Persis stood a moment, and then cautiously turned the knob. There was a push, a sound of scurrying feet, and into the room fell a nondescript figure, constructed out of pillows, and wearing a man’s clothes.

“It’s some of Bessie Taylor’s nonsense,” began Persis. But she stopped short as she perceived a movement on the part of the figure lying prostrate on the floor.

“Oh, there is something alive! Oh, girls, suppose it should be a mouse,” cried Nettie, jumping up on a chair.

“A mouse! Who’s afraid of a mouse?” returned Persis, scornfully. “Don’t be a goose, Nettie. I think mice are dears, myself.” And she proceeded to examine the pinned-up coat-sleeve, which appeared to be animated by something inside it, and, as the pins were withdrawn, out scampered a little black kitten.

“Oh, the poor little thing!” cried Patty, trying to catch the small, frightened creature, which took refuge under the bed.

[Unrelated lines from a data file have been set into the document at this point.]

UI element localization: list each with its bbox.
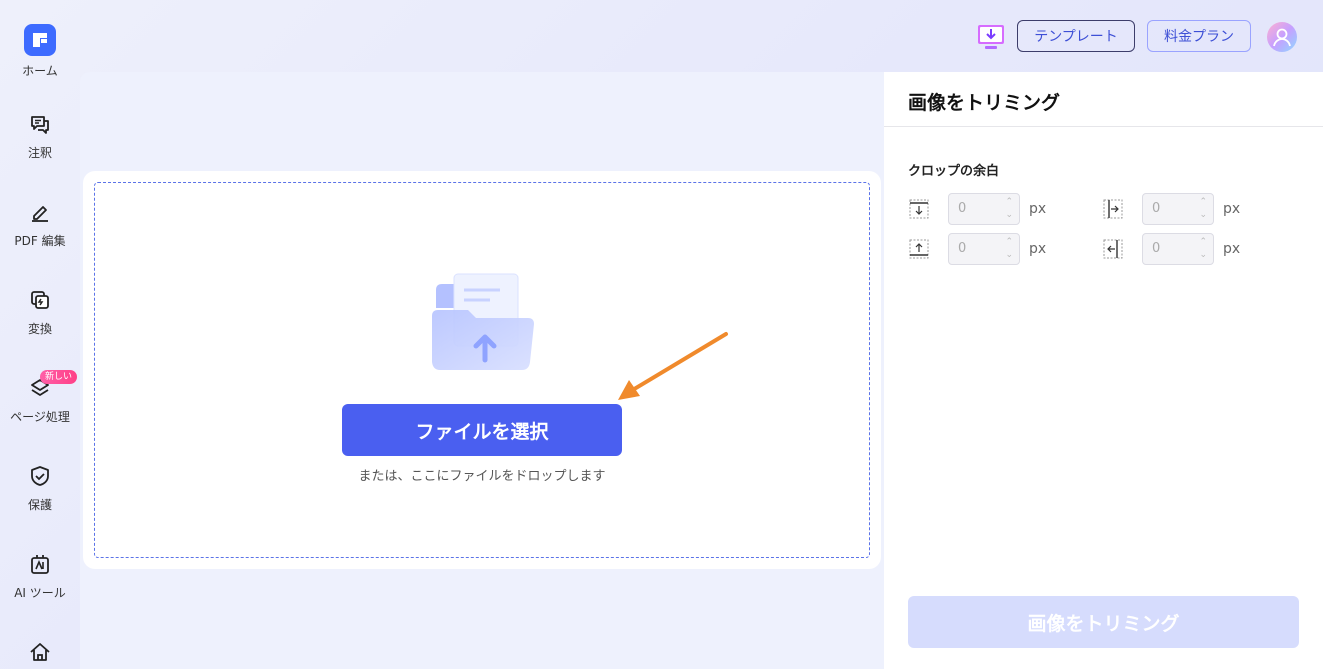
trim-image-button[interactable]: 画像をトリミング	[908, 596, 1299, 648]
new-badge: 新しい	[40, 370, 78, 384]
drop-hint-text: または、ここにファイルをドロップします	[358, 469, 606, 484]
sidebar-item-pdf-edit[interactable]: PDF 編集	[0, 200, 80, 249]
folder-upload-icon	[432, 273, 534, 370]
ai-tool-icon	[31, 555, 49, 574]
margin-right-input[interactable]: 0 ⌃ ⌄	[1142, 233, 1214, 265]
sidebar-item-label: AI ツール	[14, 586, 66, 600]
select-file-button[interactable]: ファイルを選択	[342, 404, 622, 456]
sidebar-item-annotate[interactable]: 注釈	[0, 112, 80, 161]
sidebar-item-label: 保護	[27, 498, 52, 512]
sidebar-item-page-process[interactable]: 新しい ページ処理	[0, 370, 80, 425]
margin-left-input[interactable]: 0 ⌃ ⌄	[1142, 193, 1214, 225]
edit-icon	[32, 206, 48, 222]
user-avatar-icon[interactable]	[1267, 22, 1297, 52]
sidebar-item-protect[interactable]: 保護	[0, 464, 80, 513]
template-button[interactable]: テンプレート	[1017, 20, 1135, 52]
unit-label: px	[1223, 201, 1241, 217]
shield-icon	[31, 466, 49, 486]
margin-top-row: 0 ⌃ ⌄ px	[908, 193, 1046, 225]
sidebar: ホーム 注釈 PDF 編集 変換 新しい ページ処理 保護 AI ツール	[0, 0, 80, 669]
spinner-arrows[interactable]: ⌃ ⌄	[1005, 196, 1013, 222]
margin-left-icon	[1103, 199, 1123, 219]
spinner-arrows[interactable]: ⌃ ⌄	[1199, 196, 1207, 222]
sidebar-item-home-bottom[interactable]	[0, 640, 80, 669]
spinner-arrows[interactable]: ⌃ ⌄	[1199, 236, 1207, 262]
sidebar-item-label: 注釈	[27, 146, 52, 160]
spinner-arrows[interactable]: ⌃ ⌄	[1005, 236, 1013, 262]
panel-title: 画像をトリミング	[908, 92, 1061, 114]
logo-icon	[24, 24, 56, 56]
sidebar-item-label: ページ処理	[10, 410, 70, 424]
annotate-icon	[31, 116, 49, 134]
home-icon	[30, 643, 50, 661]
unit-label: px	[1029, 201, 1047, 217]
margin-right-icon	[1103, 239, 1123, 259]
margin-top-input[interactable]: 0 ⌃ ⌄	[948, 193, 1020, 225]
sidebar-item-label: 変換	[27, 322, 52, 336]
sidebar-item-label: ホーム	[22, 64, 58, 78]
margin-left-row: 0 ⌃ ⌄ px	[1102, 193, 1240, 225]
sidebar-item-convert[interactable]: 変換	[0, 288, 80, 337]
margin-bottom-icon	[909, 239, 929, 259]
margin-bottom-input[interactable]: 0 ⌃ ⌄	[948, 233, 1020, 265]
unit-label: px	[1223, 241, 1241, 257]
sidebar-item-ai-tool[interactable]: AI ツール	[0, 552, 80, 601]
download-desktop-icon[interactable]	[977, 23, 1005, 51]
convert-icon	[31, 291, 49, 309]
sidebar-item-label: PDF 編集	[14, 234, 66, 248]
divider	[884, 126, 1323, 127]
margin-bottom-row: 0 ⌃ ⌄ px	[908, 233, 1046, 265]
unit-label: px	[1029, 241, 1047, 257]
pointer-arrow	[618, 332, 728, 400]
margin-right-row: 0 ⌃ ⌄ px	[1102, 233, 1240, 265]
pricing-plan-button[interactable]: 料金プラン	[1147, 20, 1251, 52]
sidebar-item-home[interactable]: ホーム	[0, 24, 80, 79]
crop-margin-label: クロップの余白	[908, 164, 1000, 179]
trim-settings-panel: 画像をトリミング クロップの余白 0 ⌃ ⌄ px 0 ⌃ ⌄ px 0 ⌃ ⌄…	[884, 72, 1323, 669]
margin-top-icon	[909, 199, 929, 219]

“It’s the cook’s pet,” Persis told them. “We must take her up to the kitchen.”

“Up!” said Nettie, descending from her perch on the chair.

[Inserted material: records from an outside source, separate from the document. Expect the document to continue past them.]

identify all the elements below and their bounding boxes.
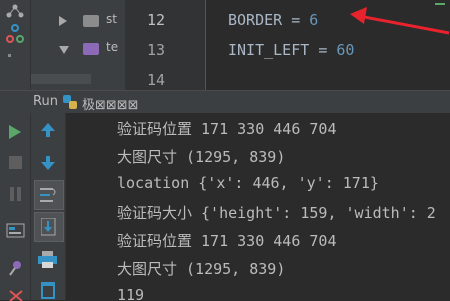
run-toolbar-primary [0,113,31,301]
console-line: 119 [117,286,145,300]
tree-item-label: st [106,12,117,26]
left-tool-strip [0,0,31,90]
run-panel-header: Run 极⊠⊠⊠⊠ [0,90,450,114]
console-line: 大图尺寸 (1295, 839) [117,260,286,278]
strip-divider-dot [8,54,11,57]
package-folder-icon [83,43,99,55]
expand-arrow-icon[interactable] [59,16,67,26]
console-line: 验证码大小 {'height': 159, 'width': 2 [117,204,436,222]
print-icon[interactable] [38,251,58,269]
run-tab-label[interactable]: Run [33,94,58,109]
rerun-play-icon[interactable] [8,124,22,140]
line-number-gutter: 12 13 14 [125,0,205,90]
console-line: 验证码位置 171 330 446 704 [117,232,337,250]
line-number: 14 [146,71,165,89]
clear-all-trash-icon[interactable] [39,281,57,299]
run-toolbar-secondary [31,113,66,300]
annotation-arrow-icon [350,7,450,35]
python-icon [63,95,77,109]
restore-layout-icon[interactable] [6,223,26,239]
project-tree[interactable]: st te [31,0,125,90]
constant-name: BORDER [228,11,283,29]
code-line-12[interactable]: BORDER = 6 [228,11,318,29]
tree-top-edge [31,0,125,4]
scroll-up-icon[interactable] [40,122,56,138]
run-config-name[interactable]: 极⊠⊠⊠⊠ [82,94,139,113]
tree-item-st[interactable]: st [31,11,125,31]
number-literal: 6 [309,11,319,29]
soft-wrap-toggle[interactable] [34,180,64,210]
collapse-arrow-icon[interactable] [59,46,69,54]
hierarchy-icon[interactable] [6,24,24,44]
line-number: 13 [146,41,165,59]
scroll-to-end-toggle[interactable] [34,212,64,242]
line-number: 12 [146,11,165,29]
console-line: 验证码位置 171 330 446 704 [117,120,337,138]
structure-icon[interactable] [6,4,24,18]
console-output[interactable]: 验证码位置 171 330 446 704 大图尺寸 (1295, 839) l… [66,113,450,300]
assign-operator: = [318,41,328,59]
soft-wrap-icon [40,188,56,202]
pin-tab-icon[interactable] [7,259,25,277]
console-line: 大图尺寸 (1295, 839) [117,148,286,166]
pause-icon[interactable] [9,187,23,201]
scroll-to-end-icon [41,218,56,236]
folder-icon [83,15,99,27]
code-line-13[interactable]: INIT_LEFT = 60 [228,41,354,59]
assign-operator: = [291,11,301,29]
tree-item-label: te [106,40,119,54]
constant-name: INIT_LEFT [228,41,310,59]
console-line: location {'x': 446, 'y': 171} [117,174,379,192]
close-run-icon[interactable] [7,289,25,301]
tree-item-te[interactable]: te [31,39,125,59]
stop-icon[interactable] [9,156,22,169]
tree-scrollbar[interactable] [31,74,91,84]
scroll-down-icon[interactable] [40,155,56,171]
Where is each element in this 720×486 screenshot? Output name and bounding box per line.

“Yes. You forget the dining-room and kitchen are on the top floor.”

“To be sure. I had forgotten. Now, what can we do to pay back those girls?”

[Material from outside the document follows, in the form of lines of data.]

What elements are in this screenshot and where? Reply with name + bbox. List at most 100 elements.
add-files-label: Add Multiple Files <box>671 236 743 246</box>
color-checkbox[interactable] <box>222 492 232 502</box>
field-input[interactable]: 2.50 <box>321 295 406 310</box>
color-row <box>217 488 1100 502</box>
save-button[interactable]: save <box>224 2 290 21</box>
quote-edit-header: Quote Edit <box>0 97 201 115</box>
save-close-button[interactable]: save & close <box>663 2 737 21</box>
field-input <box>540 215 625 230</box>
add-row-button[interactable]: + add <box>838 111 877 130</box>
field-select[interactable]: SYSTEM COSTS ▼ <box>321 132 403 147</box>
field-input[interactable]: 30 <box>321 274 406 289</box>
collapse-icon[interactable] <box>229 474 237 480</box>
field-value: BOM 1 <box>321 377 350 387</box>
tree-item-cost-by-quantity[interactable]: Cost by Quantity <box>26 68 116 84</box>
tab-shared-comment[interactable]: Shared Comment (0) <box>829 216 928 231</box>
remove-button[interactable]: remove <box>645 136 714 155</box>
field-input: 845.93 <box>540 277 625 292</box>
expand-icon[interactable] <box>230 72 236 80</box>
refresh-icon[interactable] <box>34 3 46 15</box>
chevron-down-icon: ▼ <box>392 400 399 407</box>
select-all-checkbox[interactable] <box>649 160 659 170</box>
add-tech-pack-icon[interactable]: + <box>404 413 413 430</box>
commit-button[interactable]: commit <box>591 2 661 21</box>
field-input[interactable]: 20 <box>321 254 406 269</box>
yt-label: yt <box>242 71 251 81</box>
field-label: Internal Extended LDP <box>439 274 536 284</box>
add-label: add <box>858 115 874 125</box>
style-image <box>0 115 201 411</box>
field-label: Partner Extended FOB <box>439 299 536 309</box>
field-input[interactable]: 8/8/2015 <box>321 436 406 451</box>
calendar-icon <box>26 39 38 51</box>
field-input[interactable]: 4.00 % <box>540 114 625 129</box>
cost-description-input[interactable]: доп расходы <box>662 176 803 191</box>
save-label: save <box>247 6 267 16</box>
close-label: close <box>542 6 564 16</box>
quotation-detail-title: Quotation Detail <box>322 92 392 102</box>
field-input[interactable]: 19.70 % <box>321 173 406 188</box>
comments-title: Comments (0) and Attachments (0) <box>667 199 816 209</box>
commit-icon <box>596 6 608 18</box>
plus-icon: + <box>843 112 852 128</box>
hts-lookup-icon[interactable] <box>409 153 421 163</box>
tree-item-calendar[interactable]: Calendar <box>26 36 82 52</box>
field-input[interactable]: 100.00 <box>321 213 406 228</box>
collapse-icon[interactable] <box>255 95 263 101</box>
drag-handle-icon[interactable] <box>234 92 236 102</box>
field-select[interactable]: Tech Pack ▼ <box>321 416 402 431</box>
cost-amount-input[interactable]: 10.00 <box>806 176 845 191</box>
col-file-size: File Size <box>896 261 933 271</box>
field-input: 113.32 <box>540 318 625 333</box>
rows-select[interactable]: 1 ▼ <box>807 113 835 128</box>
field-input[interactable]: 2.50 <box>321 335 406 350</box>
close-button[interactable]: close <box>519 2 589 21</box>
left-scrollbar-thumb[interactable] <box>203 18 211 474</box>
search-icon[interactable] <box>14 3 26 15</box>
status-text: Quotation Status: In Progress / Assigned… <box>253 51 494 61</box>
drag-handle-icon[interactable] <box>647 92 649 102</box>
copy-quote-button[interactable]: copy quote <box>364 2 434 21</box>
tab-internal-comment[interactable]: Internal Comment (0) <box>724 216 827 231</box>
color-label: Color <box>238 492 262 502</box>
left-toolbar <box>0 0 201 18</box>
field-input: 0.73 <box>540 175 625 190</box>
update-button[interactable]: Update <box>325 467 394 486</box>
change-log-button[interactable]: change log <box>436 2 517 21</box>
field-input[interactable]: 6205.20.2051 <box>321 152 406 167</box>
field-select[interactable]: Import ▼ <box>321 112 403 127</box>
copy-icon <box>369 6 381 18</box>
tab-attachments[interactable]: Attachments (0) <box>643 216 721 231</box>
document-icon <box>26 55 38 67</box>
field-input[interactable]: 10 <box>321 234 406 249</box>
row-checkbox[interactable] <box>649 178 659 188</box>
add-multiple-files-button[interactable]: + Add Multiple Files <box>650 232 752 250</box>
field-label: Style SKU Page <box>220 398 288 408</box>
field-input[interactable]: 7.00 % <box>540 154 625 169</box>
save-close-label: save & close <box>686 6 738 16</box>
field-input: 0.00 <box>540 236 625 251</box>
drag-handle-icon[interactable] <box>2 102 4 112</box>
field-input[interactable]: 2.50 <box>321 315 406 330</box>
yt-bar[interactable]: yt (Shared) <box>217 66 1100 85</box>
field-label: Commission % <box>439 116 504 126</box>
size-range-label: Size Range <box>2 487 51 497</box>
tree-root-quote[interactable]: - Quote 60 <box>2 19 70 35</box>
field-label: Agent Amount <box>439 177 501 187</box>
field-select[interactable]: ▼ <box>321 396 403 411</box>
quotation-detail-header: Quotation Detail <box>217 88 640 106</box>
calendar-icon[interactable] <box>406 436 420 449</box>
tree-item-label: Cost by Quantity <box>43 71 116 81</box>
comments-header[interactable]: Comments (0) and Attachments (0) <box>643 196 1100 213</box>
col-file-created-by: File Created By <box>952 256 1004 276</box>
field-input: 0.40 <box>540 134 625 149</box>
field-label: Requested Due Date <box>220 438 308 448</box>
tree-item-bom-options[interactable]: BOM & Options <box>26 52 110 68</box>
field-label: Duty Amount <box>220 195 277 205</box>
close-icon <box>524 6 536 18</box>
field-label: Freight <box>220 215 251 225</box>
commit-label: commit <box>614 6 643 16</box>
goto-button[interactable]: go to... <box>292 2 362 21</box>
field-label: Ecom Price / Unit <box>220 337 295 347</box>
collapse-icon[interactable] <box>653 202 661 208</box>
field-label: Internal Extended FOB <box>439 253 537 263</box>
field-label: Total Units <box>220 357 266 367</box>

“We’ll carry Mr. Man to Bessie’s door,” Persis decided, after a moment’s reflection. “He shall carry this sphinx-like riddle: ‘From what was cast down one may be set up. From what was a terror, produce a delight. Who finds, keeps.’ I’ll put a box of caramels ’way down among the pillows, and they’ll wonder and wonder what the mystery is.”

“What made you think of that?” questioned Patty.

“Reading about Samson, I suppose,” rejoined Persis, crowding her box down as far as she could into the coat-sleeve. “Come, help me carry Mr. Man back again.” The girls started, but before they had gone far they saw the matron at the other end of the corridor. If Mrs. Nevins happened not to be in an amiable mood, there might be a lecture in store for them; so the girls scampered back, dragging their burden with them. But, watching for a second opportunity, they found the coast clear, and bore out the figure with the riddle written on a piece of paper, conspicuously pinned to his coat. They stood it up against Bessie’s door, and tiptoed back to Persis’s room.

A little scream half an hour later told them the manikin had been discovered, and they chuckled over their secret.

“I think it is a pretty, amiable, nice way to pay them back,” Nettie declared. “But Perse, you always were given to doing nice things.”

Persis laughed. “Except when I stirred up our club at home by refusing to abide by their rules.”

“That was a nice thing in reality.”

“Yes, in the end; but what a hubbub it created!” And Persis smiled at the recollection.

As Nettie parted from her two friends she heard a great chattering in Bessie’s room, and knew that a bevy of girls was there, puzzling over Persis’s riddle. High above the others came shrilly the voice of My Lady Slam-bang. Nettie caught a perfect torrent of slang, and once a piercing whistle.

“What a boisterous hoyden of a girl! She’d tone herself down if she knew the impression she makes,” thought Nettie.